NEWS

EU prompts promise of new reforms

A day after EU finance ministers warned Greece to curb spending and reform its social security system, Economy and Finance Minister Nikos Christodoulakis, who chaired Tuesday’s Ecofin meeting, said the government would carry out structural reforms but not to the social security system. Ecofin expressed the fear that Greece’s rapidly aging population posed a serious danger of fiscal imbalance in the future, saying that further reforms had to be carried out to prevent spending from reaching unsustainable levels. «There is no question of us reopening the social security issue,» Christodoulakis told a news conference. Reforms had been made to the largest fund, the Social Security Foundation (IKA) last year and, Christodoulakis said, the subject was now closed. He refused to reply to persistent questions as to what would be done with other funds, referring only to an «institutional dialogue» to be held at some unspecified date. Regarding the call for spending curbs, Christodoulakis, who was reported to have agreed with it on Tuesday, was unclear about what would be done.
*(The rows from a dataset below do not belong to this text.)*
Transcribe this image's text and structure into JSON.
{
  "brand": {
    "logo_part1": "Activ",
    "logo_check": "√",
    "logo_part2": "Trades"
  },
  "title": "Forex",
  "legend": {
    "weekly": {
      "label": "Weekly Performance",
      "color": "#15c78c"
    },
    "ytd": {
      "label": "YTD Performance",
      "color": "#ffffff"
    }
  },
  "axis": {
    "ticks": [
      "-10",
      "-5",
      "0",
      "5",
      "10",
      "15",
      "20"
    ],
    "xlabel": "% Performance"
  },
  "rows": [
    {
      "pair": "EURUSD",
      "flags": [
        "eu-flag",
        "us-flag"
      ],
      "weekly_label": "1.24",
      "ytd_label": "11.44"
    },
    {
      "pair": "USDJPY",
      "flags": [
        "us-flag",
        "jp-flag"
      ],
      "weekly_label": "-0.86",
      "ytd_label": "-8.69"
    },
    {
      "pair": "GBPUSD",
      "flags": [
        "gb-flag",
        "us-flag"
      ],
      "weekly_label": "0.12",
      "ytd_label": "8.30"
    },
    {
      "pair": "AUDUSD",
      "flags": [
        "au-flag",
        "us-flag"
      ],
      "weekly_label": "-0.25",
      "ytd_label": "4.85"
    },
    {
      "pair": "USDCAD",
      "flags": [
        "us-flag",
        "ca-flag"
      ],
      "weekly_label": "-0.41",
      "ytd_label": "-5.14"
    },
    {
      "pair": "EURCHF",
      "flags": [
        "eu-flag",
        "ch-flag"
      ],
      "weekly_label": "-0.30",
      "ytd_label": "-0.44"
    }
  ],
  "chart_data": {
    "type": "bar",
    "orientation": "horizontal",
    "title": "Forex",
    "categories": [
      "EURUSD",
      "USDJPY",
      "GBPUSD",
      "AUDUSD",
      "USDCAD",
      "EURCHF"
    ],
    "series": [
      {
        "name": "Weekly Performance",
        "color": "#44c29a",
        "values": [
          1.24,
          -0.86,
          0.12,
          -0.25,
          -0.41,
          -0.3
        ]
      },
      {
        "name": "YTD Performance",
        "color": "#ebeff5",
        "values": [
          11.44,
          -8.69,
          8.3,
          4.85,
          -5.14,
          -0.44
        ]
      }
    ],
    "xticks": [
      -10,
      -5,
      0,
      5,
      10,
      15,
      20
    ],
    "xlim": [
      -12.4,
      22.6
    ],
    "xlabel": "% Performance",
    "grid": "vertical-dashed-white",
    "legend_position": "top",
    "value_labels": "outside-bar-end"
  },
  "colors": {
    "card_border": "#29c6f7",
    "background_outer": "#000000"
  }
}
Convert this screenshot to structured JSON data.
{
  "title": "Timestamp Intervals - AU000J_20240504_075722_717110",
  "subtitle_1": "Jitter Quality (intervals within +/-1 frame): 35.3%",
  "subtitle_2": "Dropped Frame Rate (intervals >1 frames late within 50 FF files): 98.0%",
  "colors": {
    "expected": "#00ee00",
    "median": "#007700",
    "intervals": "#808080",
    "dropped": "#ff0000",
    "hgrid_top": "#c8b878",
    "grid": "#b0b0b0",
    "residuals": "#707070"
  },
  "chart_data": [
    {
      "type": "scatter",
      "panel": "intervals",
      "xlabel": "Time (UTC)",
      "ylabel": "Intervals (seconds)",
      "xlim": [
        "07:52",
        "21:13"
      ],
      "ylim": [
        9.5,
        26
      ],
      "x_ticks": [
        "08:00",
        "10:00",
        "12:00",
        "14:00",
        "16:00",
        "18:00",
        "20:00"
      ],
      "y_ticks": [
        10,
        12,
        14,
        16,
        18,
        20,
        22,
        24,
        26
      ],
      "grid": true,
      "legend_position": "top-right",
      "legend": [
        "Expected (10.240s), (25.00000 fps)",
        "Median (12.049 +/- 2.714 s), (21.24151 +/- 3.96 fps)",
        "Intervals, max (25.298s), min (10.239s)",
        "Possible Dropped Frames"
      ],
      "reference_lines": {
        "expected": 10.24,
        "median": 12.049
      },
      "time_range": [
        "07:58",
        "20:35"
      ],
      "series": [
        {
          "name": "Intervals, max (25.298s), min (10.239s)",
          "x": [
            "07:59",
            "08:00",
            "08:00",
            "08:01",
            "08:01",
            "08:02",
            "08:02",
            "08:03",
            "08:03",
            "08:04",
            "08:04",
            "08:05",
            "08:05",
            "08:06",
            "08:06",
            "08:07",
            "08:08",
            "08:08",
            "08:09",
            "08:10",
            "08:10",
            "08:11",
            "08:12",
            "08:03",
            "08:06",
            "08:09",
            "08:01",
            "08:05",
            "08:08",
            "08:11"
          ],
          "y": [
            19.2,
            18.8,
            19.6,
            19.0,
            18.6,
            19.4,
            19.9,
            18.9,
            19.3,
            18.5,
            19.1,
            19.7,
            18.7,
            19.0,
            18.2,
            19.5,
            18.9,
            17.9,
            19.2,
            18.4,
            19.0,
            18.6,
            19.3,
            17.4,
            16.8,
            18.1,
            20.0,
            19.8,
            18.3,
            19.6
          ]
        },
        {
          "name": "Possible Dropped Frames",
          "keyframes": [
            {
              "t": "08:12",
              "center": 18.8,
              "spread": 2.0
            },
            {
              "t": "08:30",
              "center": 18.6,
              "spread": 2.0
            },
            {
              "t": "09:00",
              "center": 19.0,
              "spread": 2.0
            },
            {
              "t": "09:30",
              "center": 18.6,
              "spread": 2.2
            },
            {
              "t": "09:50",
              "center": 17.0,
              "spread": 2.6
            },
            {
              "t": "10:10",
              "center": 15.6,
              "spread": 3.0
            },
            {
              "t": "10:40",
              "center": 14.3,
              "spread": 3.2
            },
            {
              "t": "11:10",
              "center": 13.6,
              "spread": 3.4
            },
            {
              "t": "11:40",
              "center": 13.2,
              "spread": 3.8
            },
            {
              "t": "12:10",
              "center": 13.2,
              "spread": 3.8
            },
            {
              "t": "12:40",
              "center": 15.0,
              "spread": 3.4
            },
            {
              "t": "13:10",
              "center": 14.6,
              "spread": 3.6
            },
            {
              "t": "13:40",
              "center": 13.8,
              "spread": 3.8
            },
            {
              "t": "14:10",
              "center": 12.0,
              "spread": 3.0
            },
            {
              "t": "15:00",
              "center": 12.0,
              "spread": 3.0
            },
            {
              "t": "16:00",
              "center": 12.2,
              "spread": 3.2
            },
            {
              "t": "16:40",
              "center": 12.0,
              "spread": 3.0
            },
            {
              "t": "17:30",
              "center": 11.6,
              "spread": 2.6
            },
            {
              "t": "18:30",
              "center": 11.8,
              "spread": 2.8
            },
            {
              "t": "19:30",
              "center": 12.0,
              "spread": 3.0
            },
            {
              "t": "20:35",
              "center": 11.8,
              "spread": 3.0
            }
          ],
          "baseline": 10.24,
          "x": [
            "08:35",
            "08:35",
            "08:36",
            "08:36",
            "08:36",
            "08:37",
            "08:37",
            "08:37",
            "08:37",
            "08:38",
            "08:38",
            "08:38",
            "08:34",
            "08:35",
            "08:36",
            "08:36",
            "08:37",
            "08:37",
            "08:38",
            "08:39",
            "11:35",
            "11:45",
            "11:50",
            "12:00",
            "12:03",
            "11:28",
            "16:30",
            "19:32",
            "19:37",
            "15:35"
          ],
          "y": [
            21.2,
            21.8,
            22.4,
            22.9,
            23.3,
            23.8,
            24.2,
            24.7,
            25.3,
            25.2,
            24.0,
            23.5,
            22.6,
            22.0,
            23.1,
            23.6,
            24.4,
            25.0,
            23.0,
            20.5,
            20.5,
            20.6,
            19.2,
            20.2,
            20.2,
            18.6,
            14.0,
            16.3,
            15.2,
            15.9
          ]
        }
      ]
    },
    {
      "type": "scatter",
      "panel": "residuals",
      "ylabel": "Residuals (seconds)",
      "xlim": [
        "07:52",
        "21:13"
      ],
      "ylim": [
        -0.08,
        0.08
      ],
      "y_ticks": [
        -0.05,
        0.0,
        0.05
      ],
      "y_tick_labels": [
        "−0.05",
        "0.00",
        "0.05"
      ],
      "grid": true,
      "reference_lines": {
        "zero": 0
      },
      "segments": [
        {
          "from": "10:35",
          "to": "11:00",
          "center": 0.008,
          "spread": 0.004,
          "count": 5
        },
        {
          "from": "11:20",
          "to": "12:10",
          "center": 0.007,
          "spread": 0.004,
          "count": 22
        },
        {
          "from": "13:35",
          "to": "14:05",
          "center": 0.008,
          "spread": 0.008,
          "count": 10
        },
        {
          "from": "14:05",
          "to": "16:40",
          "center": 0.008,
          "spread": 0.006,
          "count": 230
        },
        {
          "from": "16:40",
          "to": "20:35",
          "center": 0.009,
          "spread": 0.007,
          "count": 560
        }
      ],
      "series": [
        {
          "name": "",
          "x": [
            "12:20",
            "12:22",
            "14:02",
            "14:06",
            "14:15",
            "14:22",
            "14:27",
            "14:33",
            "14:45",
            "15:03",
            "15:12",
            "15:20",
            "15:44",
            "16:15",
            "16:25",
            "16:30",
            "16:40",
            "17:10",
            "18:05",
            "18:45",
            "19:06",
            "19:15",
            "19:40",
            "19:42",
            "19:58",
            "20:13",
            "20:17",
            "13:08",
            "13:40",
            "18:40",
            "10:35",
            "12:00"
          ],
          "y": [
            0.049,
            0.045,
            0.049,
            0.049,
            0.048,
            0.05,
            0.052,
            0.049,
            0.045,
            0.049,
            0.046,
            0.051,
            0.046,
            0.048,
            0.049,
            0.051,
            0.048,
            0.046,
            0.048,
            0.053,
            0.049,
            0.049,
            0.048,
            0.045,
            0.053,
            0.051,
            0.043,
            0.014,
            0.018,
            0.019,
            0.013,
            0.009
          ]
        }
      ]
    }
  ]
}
He indicated that measures had already been taken. If this were the case, perhaps the European Commission and Greece’s partners on the Ecofin would not have issued their warnings. Addressing Parliament’s Finance and European Affairs committees later yesterday, Christodoulakis declared that «the government will never take measures that will be a fiscal shock.» But he stressed that the government’s aim was to make structural changes in line with the EU summit decisions at Lisbon. The Greek EU presidency’s aims, he said, were to solve the problem of taxing deposits, increasing employment (in line with the target of 20 million new jobs in Europe by 2010) and carrying out structural reforms that would be marked neither by haste nor by indifference. Replying to criticism by New Democracy deputies, Christodoulakis said: «We will not butcher critical issues (such as social and developmental policy) in order to achieve stability. We leave some small-scale fiscal deficits which will not endanger development.»